Marianne Neill has a background in Architecture, Philosophy, Visual Art Studio, and Education, and has served on Faculty in Visual Art Studio at York University, University of Saskatchewan, and Western University. Degrees include a Master of Fine Arts (Visual Arts Studio; York University), Bachelor of Arts (hons. Philosophy; University of Toronto), Bachelor of Education (Western University). Some awards include the Samuel Sarick Purchase Award (York University), Carl H. Dair Memorial Scholarship (York University), Dorothy Emery Memorial Award (University of Western Ontario), Student Council Teaching Award (Western University). She presented ‘The Essential Angel Lexicon and The Orphan’s Lexicon’ as a poster at the Science of Consciousness Conference in Tucson, Arizona in 2024, and ‘The Record: Replicating That One Night in August’, as a paper at SoCC in Switzerland in 2019. In 2021, she self published the cross-disciplinary (art, science, philosophy) book, ‘The Record: Mind, Matter, and What Happened in 1987

She has published articles in Art and Academe and the Journal of the Ontario Society for Education Through Art. Besides presenting at art conferences in New York and British Columbia, she has been a guest speaker and presenter in art and social justice contexts. All conference presentations are aspects of her art practice, which also included production of performance art and sculpture.  In particular, the performance ‘Gabrielle – Structure for Launching an Opening’ in Caledon, Ontario, sponsored by Artculture Resource Centre / CKLN Toronto, in 1987 became the basis for all subsequent work.

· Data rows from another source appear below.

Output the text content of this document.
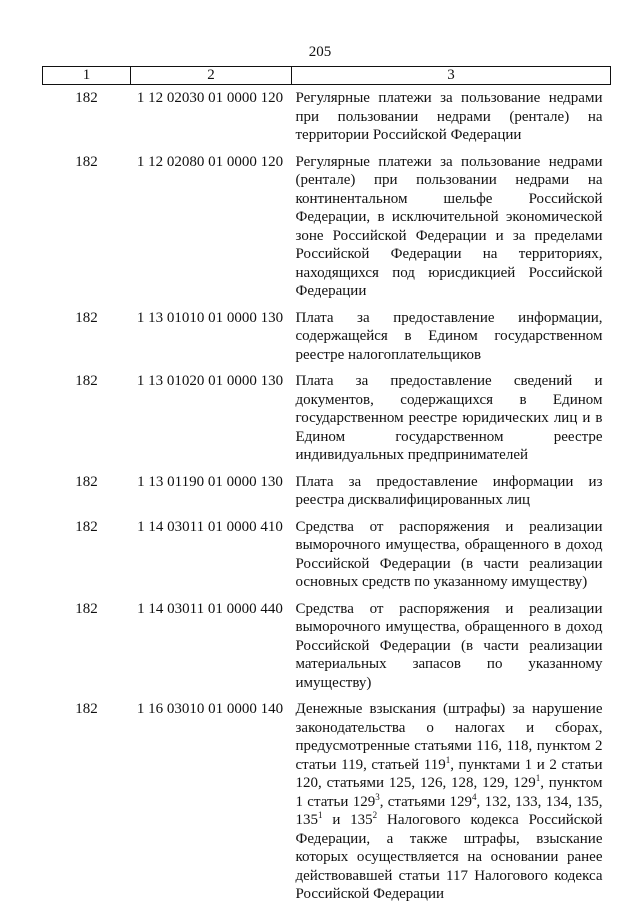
205
1	2	3
182	1 12 02030 01 0000 120	Регулярные платежи за пользование недрами при пользовании недрами (рентале) на территории Российской Федерации
182	1 12 02080 01 0000 120	Регулярные платежи за пользование недрами (рентале) при пользовании недрами на континентальном шельфе Российской Федерации, в исключительной экономической зоне Российской Федерации и за пределами Российской Федерации на территориях, находящихся под юрисдикцией Российской Федерации
182	1 13 01010 01 0000 130	Плата за предоставление информации, содержащейся в Едином государственном реестре налогоплательщиков
182	1 13 01020 01 0000 130	Плата за предоставление сведений и документов, содержащихся в Едином государственном реестре юридических лиц и в Едином государственном реестре индивидуальных предпринимателей
182	1 13 01190 01 0000 130	Плата за предоставление информации из реестра дисквалифицированных лиц
182	1 14 03011 01 0000 410	Средства от распоряжения и реализации выморочного имущества, обращенного в доход Российской Федерации (в части реализации основных средств по указанному имуществу)
182	1 14 03011 01 0000 440	Средства от распоряжения и реализации выморочного имущества, обращенного в доход Российской Федерации (в части реализации материальных запасов по указанному имуществу)
182	1 16 03010 01 0000 140	Денежные взыскания (штрафы) за нарушение законодательства о налогах и сборах, предусмотренные статьями 116, 118, пунктом 2 статьи 119, статьей $119^1$, пунктами 1 и 2 статьи 120, статьями 125, 126, 128, 129, $129^1$, пунктом 1 статьи $129^3$, статьями $129^4$, 132, 133, 134, 135, $135^1$ и $135^2$ Налогового кодекса Российской Федерации, а также штрафы, взыскание которых осуществляется на основании ранее действовавшей статьи 117 Налогового кодекса Российской Федерации
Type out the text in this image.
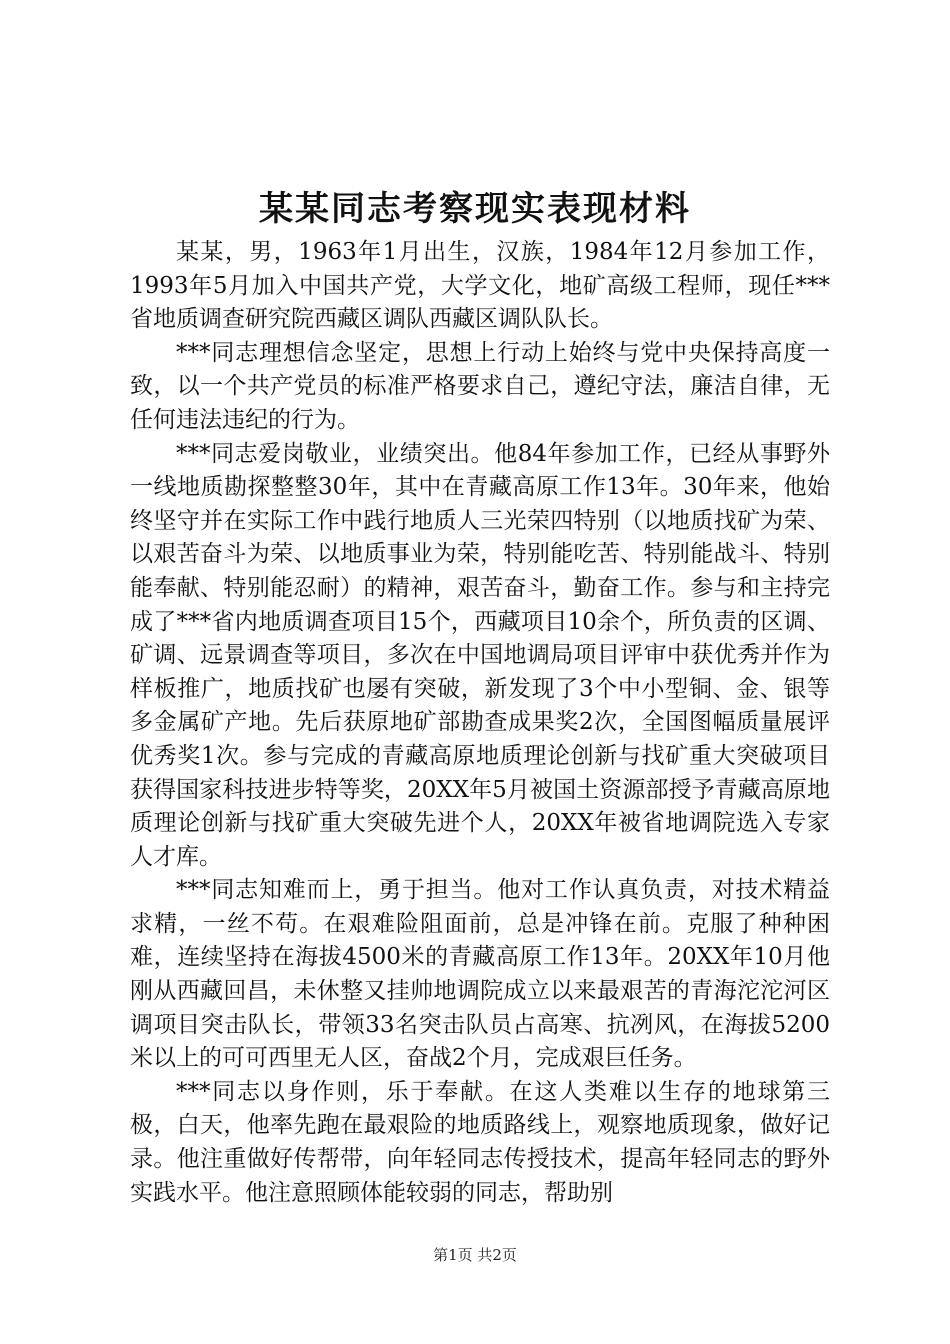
某某同志考察现实表现材料

某某，男，1963年1月出生，汉族，1984年12月参加工作，1993年5月加入中国共产党，大学文化，地矿高级工程师，现任***省地质调查研究院西藏区调队西藏区调队队长。

***同志理想信念坚定，思想上行动上始终与党中央保持高度一致，以一个共产党员的标准严格要求自己，遵纪守法，廉洁自律，无任何违法违纪的行为。

***同志爱岗敬业，业绩突出。他84年参加工作，已经从事野外一线地质勘探整整30年，其中在青藏高原工作13年。30年来，他始终坚守并在实际工作中践行地质人三光荣四特别（以地质找矿为荣、以艰苦奋斗为荣、以地质事业为荣，特别能吃苦、特别能战斗、特别能奉献、特别能忍耐）的精神，艰苦奋斗，勤奋工作。参与和主持完成了***省内地质调查项目15个，西藏项目10余个，所负责的区调、矿调、远景调查等项目，多次在中国地调局项目评审中获优秀并作为样板推广，地质找矿也屡有突破，新发现了3个中小型铜、金、银等多金属矿产地。先后获原地矿部勘查成果奖2次，全国图幅质量展评优秀奖1次。参与完成的青藏高原地质理论创新与找矿重大突破项目获得国家科技进步特等奖，20XX年5月被国土资源部授予青藏高原地质理论创新与找矿重大突破先进个人，20XX年被省地调院选入专家人才库。

***同志知难而上，勇于担当。他对工作认真负责，对技术精益求精，一丝不苟。在艰难险阻面前，总是冲锋在前。克服了种种困难，连续坚持在海拔4500米的青藏高原工作13年。20XX年10月他刚从西藏回昌，未休整又挂帅地调院成立以来最艰苦的青海沱沱河区调项目突击队长，带领33名突击队员占高寒、抗冽风，在海拔5200米以上的可可西里无人区，奋战2个月，完成艰巨任务。

***同志以身作则，乐于奉献。在这人类难以生存的地球第三极，白天，他率先跑在最艰险的地质路线上，观察地质现象，做好记录。他注重做好传帮带，向年轻同志传授技术，提高年轻同志的野外实践水平。他注意照顾体能较弱的同志，帮助别

第1页 共2页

 The Record—Mind, Matter, and What Happened in 1987 is a compendium of a decades-long process of art-making and multi-disciplinary thinking.

Originally from Ontario, Marianne has spent the last twenty-five years in Vancouver on the West Coast of Canada.

“Where the array of ideas in Lorrain becomes a representational image by combining with the concept of subject/object dualism, the array in The Essential Angel Lexicon became a fragment of a meaning environment as a way fo fulfill my need to communicate an experience of subject/object continuity.(The Record, p. 453).